If you've ever spent time around farmers, you'll notice how normal they think they are. But to us city folk, they're pretty amazing people. I couldn't imagine doing what they do, but for them it's second nature. From the time they're young, young farmers hang out with their parents and watch all their activities, absorbing the nuances of a very difficult lifestyle, making it their own by the time they are teenagers.
It turns out that children all over the world likely learn tenacity from their parents, no matter what type of world they inhabit. Fascinating research recently came out of the Massachusetts Institute of Technology (MIT). Scientists gave infants a musical toy (with button to be depressed for music) and discovered that young children can learn tenaciousness simply by watching adults.
"Across one study and a preregistered replication (182 babies in total), babies who had seen an adult persist and succeed pushed the button about twice as many times as those who saw an adult effortlessly succeed. In other words, babies learned that effort was valuable after watching just two examples of an adult working hard and succeeding.

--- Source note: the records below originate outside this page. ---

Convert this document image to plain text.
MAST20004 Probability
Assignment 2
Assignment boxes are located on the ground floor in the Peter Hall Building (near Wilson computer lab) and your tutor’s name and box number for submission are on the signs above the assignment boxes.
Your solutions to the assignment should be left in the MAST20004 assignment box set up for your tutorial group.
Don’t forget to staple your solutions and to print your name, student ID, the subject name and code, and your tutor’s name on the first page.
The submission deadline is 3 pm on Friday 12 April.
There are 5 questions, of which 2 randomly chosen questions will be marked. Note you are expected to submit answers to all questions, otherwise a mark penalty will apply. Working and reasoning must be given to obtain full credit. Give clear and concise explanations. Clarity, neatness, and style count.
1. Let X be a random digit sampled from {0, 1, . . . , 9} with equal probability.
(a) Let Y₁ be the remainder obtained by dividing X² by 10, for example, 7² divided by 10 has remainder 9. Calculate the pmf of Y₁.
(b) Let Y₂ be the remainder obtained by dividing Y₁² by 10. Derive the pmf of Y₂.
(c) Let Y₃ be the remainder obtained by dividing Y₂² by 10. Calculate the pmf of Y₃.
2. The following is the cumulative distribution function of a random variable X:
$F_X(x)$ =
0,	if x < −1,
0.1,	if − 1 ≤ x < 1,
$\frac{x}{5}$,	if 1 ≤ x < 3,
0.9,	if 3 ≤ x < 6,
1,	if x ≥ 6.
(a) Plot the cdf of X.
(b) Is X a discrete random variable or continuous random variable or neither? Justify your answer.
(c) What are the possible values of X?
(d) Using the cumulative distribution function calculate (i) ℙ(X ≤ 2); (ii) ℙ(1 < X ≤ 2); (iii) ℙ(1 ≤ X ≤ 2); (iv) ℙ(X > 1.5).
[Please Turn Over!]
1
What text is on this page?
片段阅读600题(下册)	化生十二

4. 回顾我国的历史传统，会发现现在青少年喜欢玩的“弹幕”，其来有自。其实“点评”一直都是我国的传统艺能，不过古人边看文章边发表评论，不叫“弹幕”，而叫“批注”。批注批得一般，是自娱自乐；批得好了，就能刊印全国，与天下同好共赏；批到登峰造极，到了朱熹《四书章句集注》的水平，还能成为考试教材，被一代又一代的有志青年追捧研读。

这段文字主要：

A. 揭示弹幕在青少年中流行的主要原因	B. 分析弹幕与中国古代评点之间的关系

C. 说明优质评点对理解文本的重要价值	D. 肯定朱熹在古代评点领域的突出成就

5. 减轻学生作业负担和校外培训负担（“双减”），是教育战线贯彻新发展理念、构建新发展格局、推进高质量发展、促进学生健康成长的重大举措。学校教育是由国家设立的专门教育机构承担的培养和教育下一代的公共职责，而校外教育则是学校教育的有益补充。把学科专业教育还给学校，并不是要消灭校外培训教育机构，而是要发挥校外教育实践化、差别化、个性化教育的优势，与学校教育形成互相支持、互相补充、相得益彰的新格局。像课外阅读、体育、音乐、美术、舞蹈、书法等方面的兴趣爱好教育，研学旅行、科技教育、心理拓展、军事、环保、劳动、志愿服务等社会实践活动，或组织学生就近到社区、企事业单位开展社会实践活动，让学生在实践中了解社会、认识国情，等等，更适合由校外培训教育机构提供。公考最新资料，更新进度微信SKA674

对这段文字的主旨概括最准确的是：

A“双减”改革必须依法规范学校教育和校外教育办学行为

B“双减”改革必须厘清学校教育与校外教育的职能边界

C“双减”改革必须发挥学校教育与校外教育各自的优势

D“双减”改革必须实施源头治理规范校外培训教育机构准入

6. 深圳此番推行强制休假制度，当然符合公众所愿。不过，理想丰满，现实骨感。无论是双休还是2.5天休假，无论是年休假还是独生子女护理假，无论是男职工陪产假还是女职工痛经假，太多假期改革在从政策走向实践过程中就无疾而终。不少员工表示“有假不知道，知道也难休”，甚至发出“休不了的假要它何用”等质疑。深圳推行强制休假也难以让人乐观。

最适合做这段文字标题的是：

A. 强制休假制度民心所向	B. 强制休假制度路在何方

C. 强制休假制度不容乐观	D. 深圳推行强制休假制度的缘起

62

"Part of what’s exciting about this finding is that the babies didn’t just imitate the adult’s actions; instead, they generalized the value of effort to a novel task. The experimenter never demonstrated pushing a button or trying to make music. Instead the babies learned from different examples of effortful actions (opening a container or unlatching a carabineer) that the new toy probably also required persistence."
The lessons here are wonderfully applicable to home and school. Parents can emphasize their own repeated efforts before finally conquering various pieces of work, such as opening a can, cutting down a branch, cleaning the floor, anything really. A little dramatic flair won't hurt either. Let children know how important, and fun, putting forth extra effort truly is. As children age, the examples we set can become more complex.
In the Montessori classroom, children are constantly watching other children working all around them. And because the teachers do not intervene when a child is "struggling" with a piece of work, there are continual illustrations of children persevering without giving up. This is just one of the tremendous benefits of the Montessori classroom. It's the extra effort, the last push so to speak, that gives children such great emotional and academic gains. For children to see their peers, and slightly older friends, working hard for years on end builds a stalwart personality.
Tenacity and determination are key ingredients for success in life, and the more examples a child sees, the more likely he or she is to embody the necessary grit to overcome life's many obstacles, which are really just opportunities to build resilience.